ISP Speed Plan → Maximum Download Speed
Divide the advertised Mbps by 8 to get the theoretical maximum download speed in MB/s. Actual speeds are typically 5–15% lower due to TCP/IP overhead and network conditions.
| ISP Plan (Mbps) | Max Download (MB/s) | 1 GB file takes |
|---|---|---|
| 10 Mbps | 1.25 MB/s | ≈ 13.3 min |
| 25 Mbps | 3.125 MB/s | ≈ 5.3 min |
| 50 Mbps | 6.25 MB/s | ≈ 2.7 min |
| 100 Mbps | 12.5 MB/s | ≈ 1.3 min |
| 200 Mbps | 25 MB/s | ≈ 40 s |
| 500 Mbps | 62.5 MB/s | ≈ 16 s |
| 1000 Mbps | 125 MB/s | ≈ 8 s |
| 2500 Mbps | 312.5 MB/s | ≈ 3 s |
| 5000 Mbps | 625 MB/s | ≈ 2 s |
| 10000 Mbps | 1250 MB/s | ≈ 1 s |
Three More Confusing Scenarios
Hard Drive "Missing" Space
You buy a '1 TB' hard drive but Windows shows 931 GB. Hard drive makers use SI: 1 TB = 1,000,000,000,000 bytes. Windows historically reports in binary gibibytes (1 GiB = 1,073,741,824 bytes). 1,000,000,000,000 ÷ 1,073,741,824 = 931 GiB — nothing is missing.

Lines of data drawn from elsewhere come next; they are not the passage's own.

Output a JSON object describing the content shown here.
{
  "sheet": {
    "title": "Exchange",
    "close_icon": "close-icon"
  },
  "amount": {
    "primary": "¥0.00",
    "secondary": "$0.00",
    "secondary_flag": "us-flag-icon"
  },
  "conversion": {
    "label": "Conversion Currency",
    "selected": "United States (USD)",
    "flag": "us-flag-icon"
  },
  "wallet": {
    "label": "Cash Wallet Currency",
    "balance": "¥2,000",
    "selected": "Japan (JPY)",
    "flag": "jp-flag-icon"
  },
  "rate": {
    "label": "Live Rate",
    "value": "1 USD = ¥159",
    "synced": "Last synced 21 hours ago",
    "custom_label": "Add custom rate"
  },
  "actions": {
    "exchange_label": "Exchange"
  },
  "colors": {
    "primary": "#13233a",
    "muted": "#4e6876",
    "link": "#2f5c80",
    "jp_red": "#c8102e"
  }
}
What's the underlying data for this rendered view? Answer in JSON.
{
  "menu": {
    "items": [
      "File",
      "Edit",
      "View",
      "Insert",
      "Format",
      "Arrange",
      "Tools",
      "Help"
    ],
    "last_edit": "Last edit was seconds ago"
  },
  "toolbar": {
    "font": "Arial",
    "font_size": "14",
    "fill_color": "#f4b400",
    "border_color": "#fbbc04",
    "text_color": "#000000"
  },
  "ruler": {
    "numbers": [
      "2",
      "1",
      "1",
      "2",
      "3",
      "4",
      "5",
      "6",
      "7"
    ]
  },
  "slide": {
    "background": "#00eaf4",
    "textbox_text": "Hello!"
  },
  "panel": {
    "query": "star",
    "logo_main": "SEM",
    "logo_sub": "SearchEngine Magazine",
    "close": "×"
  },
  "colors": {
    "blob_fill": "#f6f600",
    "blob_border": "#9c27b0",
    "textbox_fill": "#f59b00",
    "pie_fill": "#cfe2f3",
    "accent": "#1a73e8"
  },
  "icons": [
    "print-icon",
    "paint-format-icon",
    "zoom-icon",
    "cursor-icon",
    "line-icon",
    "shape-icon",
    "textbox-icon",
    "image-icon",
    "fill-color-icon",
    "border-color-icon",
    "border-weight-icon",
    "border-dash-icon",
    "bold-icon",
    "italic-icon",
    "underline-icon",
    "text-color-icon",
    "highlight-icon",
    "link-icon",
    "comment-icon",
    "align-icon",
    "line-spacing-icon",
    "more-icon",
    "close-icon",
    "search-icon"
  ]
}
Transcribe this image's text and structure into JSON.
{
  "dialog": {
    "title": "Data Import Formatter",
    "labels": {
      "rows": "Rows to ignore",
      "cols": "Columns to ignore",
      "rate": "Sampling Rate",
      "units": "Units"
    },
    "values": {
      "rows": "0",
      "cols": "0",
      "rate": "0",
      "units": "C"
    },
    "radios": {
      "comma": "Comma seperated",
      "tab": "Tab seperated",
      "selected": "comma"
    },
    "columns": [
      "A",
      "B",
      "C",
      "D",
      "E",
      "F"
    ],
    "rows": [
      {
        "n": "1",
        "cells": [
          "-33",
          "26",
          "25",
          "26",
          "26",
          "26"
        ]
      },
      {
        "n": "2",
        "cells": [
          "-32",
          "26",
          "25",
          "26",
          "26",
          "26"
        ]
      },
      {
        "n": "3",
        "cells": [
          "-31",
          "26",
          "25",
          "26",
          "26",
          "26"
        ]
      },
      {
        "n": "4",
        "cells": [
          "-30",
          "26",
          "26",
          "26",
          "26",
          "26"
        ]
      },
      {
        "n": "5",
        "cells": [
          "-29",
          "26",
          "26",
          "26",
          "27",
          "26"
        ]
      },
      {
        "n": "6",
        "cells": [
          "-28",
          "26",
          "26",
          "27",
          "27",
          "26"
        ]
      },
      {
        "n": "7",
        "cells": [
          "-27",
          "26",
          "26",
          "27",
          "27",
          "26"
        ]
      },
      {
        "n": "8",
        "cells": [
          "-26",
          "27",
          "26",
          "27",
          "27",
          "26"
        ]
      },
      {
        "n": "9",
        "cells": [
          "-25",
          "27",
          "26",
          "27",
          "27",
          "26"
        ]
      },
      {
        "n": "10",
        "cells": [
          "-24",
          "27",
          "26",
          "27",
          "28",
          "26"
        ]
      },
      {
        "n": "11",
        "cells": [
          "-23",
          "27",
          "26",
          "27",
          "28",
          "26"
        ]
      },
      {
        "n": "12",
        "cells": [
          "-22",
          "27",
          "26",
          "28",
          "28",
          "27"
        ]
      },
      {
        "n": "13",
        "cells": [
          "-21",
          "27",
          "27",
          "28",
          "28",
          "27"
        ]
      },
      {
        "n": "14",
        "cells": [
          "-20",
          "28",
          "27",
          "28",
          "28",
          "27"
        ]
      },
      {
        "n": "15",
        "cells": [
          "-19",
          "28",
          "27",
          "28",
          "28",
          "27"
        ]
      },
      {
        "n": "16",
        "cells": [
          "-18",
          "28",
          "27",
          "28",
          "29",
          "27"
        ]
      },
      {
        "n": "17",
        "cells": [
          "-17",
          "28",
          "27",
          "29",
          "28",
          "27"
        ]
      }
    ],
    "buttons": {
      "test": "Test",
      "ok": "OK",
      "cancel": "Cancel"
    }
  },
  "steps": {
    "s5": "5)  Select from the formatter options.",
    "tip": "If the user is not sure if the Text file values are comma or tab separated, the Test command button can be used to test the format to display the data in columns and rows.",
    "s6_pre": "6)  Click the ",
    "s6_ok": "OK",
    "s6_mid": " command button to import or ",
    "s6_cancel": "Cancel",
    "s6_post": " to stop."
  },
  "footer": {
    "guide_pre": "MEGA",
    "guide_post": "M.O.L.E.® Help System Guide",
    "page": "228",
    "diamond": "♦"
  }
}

USB 3.0 Spec vs Real Speed
USB 3.0 is rated at 5 Gbps. Dividing by 8 = 625 MB/s theoretical maximum. In practice, protocol overhead reduces this to around 400–450 MB/s for real file copies — which matches benchmark results you see online.
Wi-Fi 6 802.11ax '1200 Mbps' Claims
That 1200 Mbps is an aggregate: two radios combined (2.4 GHz + 5 GHz). Per radio, peak throughput for a single device is 600 Mbps ÷ 8 = 75 MB/s — and that's under ideal lab conditions with no other traffic.
Frequently Asked Questions
How many megabytes per second is 100 Mbps?
100 Mbps ÷ 8 = 12.5 MB/s. A 100 Mbps internet connection downloads files at a maximum of 12.5 megabytes per second under ideal conditions.
Why does my 1 Gbps internet plan only download at ~125 MB/s?
Because 1 Gbps = 1,000 Mbps = 1,000,000,000 bits per second. Dividing by 8 gives 125,000,000 bytes per second = 125 MB/s. This is the theoretical maximum; real-world speeds are slightly lower due to protocol overhead.
Is Mbps or MB/s faster?
Mbps and MB/s measure the same thing (data rate) in different units. 1 MB/s = 8 Mbps, so MB/s gives a numerically smaller but equivalent value. A connection of 8 Mbps equals exactly 1 MB/s.
Why do ISPs use Mbps instead of MB/s?
Historically, telecommunications has always measured bandwidth in bits, not bytes. Using Mbps also produces larger numbers (e.g. 100 Mbps vs 12.5 MB/s), which looks more impressive in marketing.
What is the difference between MB and MiB?
MB (megabyte) uses the SI decimal definition: 1 MB = 1,000,000 bytes. MiB (mebibyte) uses the binary definition: 1 MiB = 1,048,576 bytes (2²⁰). Hard drive manufacturers use MB; operating systems like Windows have historically used MiB while labelling them MB — causing the apparent 'missing space' discrepancy.